A central priority is to make our lead times even shorter. To achieve this, we need to increase the flow of features through our pipelines, which in turn means tackling those constraints that still exist. One of these is change management, so we’re looking at ways to automate change approval. We’re also looking at how we can automate QSA evidence reporting within our standard pipeline in order to speed up our PCI-DSS audit process.
Faster, stronger, better
Another focus is our tooling. Given how much we depend on these, it’s essential that we make our tools as reliable as possible, even going so far as to place some redundancy into our monitoring capabilities. We build redundancy and resilience into our services, so why shouldn’t we expect this of our tools? We want to build ever more automation into our processes, specifically into repeatable activities, such as incident management, that occur when we integrate our products into existing corporate processes.

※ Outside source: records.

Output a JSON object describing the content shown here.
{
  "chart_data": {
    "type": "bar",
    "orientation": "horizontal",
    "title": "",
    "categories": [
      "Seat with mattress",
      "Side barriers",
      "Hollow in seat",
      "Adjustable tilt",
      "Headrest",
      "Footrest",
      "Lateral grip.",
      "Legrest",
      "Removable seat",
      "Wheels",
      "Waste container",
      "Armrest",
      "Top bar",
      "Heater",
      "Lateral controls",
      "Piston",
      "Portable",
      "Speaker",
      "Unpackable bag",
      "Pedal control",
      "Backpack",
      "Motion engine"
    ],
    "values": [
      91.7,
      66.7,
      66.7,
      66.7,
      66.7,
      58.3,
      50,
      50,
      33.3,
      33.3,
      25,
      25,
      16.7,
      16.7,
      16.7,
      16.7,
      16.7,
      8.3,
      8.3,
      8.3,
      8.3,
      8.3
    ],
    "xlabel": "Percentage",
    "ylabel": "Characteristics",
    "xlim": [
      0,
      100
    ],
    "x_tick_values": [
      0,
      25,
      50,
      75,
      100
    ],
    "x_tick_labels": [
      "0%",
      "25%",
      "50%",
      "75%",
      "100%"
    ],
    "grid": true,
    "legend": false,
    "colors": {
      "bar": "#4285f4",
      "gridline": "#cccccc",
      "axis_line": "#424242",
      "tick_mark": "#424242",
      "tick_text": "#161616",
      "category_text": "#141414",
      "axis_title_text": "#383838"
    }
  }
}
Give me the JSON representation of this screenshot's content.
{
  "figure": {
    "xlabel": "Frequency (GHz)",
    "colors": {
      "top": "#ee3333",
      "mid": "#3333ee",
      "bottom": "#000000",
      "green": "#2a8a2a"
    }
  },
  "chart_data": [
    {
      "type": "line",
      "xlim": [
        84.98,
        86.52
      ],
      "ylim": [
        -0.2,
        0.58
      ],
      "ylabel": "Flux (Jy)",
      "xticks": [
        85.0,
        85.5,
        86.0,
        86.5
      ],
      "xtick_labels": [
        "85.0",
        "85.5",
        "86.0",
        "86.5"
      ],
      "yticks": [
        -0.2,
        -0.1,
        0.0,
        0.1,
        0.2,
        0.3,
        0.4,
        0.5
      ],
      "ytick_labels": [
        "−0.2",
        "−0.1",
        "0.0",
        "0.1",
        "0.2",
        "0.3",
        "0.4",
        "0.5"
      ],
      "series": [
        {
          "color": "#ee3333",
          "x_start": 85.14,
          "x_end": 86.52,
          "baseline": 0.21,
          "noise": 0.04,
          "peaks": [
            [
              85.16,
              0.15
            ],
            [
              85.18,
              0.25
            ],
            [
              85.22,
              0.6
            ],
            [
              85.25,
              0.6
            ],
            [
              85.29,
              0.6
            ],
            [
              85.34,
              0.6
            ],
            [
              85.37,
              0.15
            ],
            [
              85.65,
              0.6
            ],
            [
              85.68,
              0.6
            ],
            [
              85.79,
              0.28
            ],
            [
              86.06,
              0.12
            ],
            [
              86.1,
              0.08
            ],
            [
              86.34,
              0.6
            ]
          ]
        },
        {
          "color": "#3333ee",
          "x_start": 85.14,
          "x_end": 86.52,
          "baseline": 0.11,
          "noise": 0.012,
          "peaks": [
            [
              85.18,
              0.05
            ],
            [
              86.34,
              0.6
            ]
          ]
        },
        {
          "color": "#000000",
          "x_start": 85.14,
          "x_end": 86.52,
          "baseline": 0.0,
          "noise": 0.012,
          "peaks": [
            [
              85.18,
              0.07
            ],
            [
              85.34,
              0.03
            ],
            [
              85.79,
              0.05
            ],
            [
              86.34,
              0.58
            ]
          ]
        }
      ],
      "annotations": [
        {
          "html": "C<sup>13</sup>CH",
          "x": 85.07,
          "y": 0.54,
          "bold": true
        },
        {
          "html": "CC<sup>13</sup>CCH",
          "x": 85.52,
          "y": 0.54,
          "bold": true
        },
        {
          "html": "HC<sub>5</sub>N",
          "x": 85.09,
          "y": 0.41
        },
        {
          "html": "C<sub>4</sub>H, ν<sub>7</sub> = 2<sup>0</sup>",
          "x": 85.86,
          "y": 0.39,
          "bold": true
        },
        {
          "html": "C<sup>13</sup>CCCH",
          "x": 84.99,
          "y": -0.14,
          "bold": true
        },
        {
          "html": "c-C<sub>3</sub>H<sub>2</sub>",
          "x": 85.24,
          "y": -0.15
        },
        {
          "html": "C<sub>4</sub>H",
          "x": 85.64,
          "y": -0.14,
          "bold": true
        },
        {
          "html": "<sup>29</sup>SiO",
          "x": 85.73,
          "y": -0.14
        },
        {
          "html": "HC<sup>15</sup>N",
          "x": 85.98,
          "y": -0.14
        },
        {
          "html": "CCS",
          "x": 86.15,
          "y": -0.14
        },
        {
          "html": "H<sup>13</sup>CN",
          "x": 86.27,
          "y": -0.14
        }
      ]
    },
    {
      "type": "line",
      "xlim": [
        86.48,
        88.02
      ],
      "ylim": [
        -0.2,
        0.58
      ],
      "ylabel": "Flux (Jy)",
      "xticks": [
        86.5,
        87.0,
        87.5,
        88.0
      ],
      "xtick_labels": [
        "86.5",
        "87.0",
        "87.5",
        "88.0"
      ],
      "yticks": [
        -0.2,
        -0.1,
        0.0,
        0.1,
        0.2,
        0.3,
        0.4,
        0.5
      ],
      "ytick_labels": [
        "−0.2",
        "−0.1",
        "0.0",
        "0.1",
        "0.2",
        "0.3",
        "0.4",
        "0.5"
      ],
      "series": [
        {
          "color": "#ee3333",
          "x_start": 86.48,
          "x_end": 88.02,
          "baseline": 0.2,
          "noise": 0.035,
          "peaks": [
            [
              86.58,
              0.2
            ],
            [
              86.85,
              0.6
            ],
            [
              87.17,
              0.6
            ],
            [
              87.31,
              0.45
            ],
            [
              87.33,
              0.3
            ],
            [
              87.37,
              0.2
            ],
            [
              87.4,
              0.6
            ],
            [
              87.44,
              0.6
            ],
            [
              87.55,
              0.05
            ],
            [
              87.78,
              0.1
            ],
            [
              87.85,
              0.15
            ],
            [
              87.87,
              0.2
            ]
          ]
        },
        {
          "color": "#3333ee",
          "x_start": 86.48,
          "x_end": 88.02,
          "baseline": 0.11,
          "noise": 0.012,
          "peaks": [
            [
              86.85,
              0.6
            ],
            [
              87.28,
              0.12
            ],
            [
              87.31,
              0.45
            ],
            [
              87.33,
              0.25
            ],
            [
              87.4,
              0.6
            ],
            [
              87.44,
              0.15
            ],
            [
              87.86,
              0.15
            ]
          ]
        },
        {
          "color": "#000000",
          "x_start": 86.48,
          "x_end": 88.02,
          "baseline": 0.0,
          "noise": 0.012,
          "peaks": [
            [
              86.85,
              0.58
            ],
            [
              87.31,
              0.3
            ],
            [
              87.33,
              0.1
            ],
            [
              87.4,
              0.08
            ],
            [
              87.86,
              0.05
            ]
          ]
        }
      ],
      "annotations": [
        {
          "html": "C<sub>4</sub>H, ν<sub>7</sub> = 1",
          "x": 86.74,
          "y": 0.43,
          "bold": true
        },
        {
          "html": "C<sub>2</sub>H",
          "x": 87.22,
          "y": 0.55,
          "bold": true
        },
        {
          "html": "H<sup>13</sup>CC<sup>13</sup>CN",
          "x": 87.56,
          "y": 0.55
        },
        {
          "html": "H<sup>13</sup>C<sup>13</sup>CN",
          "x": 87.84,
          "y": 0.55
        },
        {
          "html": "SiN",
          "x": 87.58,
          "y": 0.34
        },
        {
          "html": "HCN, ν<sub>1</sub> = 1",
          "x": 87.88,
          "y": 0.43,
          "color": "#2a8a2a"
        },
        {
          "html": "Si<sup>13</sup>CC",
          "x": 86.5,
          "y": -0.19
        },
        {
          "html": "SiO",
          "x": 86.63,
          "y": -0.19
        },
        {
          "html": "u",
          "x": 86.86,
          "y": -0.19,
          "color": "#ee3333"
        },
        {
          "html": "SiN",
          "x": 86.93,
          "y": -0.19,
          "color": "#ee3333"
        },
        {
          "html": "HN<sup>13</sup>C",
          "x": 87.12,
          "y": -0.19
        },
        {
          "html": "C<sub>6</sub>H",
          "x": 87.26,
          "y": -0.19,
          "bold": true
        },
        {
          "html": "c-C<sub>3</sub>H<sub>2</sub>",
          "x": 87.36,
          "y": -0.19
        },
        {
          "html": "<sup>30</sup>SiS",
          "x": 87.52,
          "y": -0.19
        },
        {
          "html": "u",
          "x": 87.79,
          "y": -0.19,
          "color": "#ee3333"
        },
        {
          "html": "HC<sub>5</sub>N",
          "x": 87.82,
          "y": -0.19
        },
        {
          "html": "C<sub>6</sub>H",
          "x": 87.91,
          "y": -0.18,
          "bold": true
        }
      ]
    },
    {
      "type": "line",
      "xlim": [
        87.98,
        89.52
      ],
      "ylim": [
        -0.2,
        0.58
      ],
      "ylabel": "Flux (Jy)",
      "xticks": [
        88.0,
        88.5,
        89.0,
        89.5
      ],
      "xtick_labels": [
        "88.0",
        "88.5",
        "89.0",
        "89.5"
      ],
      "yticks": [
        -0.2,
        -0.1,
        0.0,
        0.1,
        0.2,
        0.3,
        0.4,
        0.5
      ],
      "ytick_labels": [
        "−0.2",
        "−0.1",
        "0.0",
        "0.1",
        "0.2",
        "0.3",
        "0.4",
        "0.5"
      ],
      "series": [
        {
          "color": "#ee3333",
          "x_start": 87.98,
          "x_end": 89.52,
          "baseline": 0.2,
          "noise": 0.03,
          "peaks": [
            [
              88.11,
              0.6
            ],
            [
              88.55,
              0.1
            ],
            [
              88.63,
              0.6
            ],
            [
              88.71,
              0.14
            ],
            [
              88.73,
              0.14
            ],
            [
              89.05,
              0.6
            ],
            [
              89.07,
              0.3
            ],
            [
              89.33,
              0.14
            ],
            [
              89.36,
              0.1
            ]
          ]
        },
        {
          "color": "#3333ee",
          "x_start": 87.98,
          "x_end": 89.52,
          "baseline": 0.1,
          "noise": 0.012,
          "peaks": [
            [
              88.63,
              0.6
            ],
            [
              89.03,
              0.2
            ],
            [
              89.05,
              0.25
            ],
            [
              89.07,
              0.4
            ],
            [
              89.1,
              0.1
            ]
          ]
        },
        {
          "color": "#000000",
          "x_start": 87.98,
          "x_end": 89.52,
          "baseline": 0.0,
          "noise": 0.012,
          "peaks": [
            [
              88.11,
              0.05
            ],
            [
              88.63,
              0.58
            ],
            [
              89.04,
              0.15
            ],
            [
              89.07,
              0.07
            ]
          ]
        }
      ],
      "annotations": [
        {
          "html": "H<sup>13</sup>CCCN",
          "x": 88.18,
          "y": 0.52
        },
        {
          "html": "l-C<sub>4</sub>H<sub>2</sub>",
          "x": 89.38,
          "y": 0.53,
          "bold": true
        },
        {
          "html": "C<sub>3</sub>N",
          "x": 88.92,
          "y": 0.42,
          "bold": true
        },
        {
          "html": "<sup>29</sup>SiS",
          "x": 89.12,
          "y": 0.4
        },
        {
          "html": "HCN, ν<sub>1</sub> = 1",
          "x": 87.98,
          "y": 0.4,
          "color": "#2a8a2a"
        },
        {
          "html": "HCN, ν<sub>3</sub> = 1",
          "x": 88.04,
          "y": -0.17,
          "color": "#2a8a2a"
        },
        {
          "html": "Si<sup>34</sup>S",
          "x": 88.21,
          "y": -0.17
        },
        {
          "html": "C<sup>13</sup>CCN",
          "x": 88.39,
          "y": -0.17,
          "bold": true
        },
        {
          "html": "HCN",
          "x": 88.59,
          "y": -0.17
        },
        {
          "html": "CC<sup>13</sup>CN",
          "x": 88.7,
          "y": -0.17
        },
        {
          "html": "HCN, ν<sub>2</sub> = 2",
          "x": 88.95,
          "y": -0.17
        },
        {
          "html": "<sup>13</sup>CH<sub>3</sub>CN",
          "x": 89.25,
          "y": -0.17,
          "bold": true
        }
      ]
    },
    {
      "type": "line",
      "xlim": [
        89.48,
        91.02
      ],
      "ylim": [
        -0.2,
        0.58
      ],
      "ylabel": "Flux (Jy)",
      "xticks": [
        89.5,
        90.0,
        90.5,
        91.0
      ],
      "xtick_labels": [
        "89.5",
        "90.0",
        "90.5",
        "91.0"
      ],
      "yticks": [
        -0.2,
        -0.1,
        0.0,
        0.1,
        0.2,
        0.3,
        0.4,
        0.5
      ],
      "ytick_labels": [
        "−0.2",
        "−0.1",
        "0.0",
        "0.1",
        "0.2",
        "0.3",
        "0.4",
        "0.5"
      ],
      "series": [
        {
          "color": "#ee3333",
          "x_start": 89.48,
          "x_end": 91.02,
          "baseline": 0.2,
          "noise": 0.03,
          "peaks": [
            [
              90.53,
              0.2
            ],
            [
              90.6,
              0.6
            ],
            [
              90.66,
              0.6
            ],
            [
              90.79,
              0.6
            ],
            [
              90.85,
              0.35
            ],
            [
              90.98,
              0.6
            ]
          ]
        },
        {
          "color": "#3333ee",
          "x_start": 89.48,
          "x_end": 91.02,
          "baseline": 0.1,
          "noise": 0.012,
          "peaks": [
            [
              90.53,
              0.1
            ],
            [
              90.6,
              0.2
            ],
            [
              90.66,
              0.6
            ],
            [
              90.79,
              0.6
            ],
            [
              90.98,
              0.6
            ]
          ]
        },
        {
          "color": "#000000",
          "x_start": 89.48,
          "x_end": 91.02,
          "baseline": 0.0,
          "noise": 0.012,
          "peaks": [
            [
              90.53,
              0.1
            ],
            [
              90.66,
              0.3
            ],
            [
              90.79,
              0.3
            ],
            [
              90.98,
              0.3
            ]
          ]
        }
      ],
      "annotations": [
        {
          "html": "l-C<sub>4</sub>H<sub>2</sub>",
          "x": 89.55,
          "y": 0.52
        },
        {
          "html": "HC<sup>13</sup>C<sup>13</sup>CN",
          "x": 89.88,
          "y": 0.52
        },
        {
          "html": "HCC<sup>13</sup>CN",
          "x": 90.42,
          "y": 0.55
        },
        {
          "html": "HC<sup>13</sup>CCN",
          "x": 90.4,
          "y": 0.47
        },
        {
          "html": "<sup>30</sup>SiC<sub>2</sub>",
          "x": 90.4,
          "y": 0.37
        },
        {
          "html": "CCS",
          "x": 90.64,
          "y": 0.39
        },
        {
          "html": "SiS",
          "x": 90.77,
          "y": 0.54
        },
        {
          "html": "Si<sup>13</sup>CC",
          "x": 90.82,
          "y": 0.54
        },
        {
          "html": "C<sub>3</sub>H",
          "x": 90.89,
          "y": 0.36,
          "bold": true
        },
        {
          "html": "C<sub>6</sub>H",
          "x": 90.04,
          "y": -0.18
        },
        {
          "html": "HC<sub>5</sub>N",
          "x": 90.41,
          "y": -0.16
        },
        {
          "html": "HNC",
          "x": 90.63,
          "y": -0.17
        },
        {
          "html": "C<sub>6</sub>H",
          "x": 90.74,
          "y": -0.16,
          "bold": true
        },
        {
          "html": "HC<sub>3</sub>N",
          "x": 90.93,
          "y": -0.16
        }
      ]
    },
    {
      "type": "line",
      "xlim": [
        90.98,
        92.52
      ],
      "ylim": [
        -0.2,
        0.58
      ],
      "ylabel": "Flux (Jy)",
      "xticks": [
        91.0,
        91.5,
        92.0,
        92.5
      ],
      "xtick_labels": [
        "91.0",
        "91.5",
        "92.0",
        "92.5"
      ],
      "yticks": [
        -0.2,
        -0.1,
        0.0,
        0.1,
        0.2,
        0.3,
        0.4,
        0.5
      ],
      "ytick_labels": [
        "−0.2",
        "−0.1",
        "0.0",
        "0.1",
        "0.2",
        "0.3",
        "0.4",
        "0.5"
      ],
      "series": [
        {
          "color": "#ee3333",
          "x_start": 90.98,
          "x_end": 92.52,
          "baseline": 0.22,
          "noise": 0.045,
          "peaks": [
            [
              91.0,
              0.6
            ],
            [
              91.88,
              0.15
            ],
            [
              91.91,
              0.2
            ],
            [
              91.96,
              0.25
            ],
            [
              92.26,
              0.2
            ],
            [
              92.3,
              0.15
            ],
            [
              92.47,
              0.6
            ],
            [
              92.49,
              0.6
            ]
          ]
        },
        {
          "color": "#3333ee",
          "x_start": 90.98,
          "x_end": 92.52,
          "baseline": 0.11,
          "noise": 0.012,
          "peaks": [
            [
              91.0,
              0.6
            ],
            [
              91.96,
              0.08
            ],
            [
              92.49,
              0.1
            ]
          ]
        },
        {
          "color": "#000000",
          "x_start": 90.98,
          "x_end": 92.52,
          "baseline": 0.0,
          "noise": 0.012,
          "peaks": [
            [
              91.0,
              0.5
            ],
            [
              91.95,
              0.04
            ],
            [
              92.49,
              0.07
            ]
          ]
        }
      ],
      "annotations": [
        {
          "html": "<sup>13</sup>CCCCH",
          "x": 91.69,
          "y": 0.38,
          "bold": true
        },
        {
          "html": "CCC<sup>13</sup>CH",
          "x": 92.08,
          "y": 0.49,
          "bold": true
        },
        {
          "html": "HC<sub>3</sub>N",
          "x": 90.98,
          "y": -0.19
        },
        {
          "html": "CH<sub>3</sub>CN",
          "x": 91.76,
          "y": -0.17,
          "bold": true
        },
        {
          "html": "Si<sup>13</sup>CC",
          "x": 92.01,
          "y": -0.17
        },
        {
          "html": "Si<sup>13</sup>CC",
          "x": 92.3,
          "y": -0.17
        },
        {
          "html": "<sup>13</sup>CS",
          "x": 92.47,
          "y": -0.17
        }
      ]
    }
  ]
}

Ultimately, our ambition is to reduce our time to market while also increasing quality at every level. We can currently build and release a new service in three months – we want to cut this to four weeks (two sprints).3 When we can do this while maintaining the resilience, reliability and overall quality of our services, we may take a second to celebrate before identifying some new targets. Because, as it turns out, our BRO model has produced a Tribe that is always trying to learn and improve and, therefore, is never wholly satisfied.
1 The term Tribe comes for the organization model Spotify developed to provide ownership and autonomy.
2 Book by Nicole Forsgren, Jez Humble and Gene Kim, Accelerate: The Science of Lean Software and Devops: Building and Scaling High Performing Technology.
3 Disclaimer - this aim is for non-PCI-DSS scoped services. Combining soaring ambition with a smidgen of realism has always been important.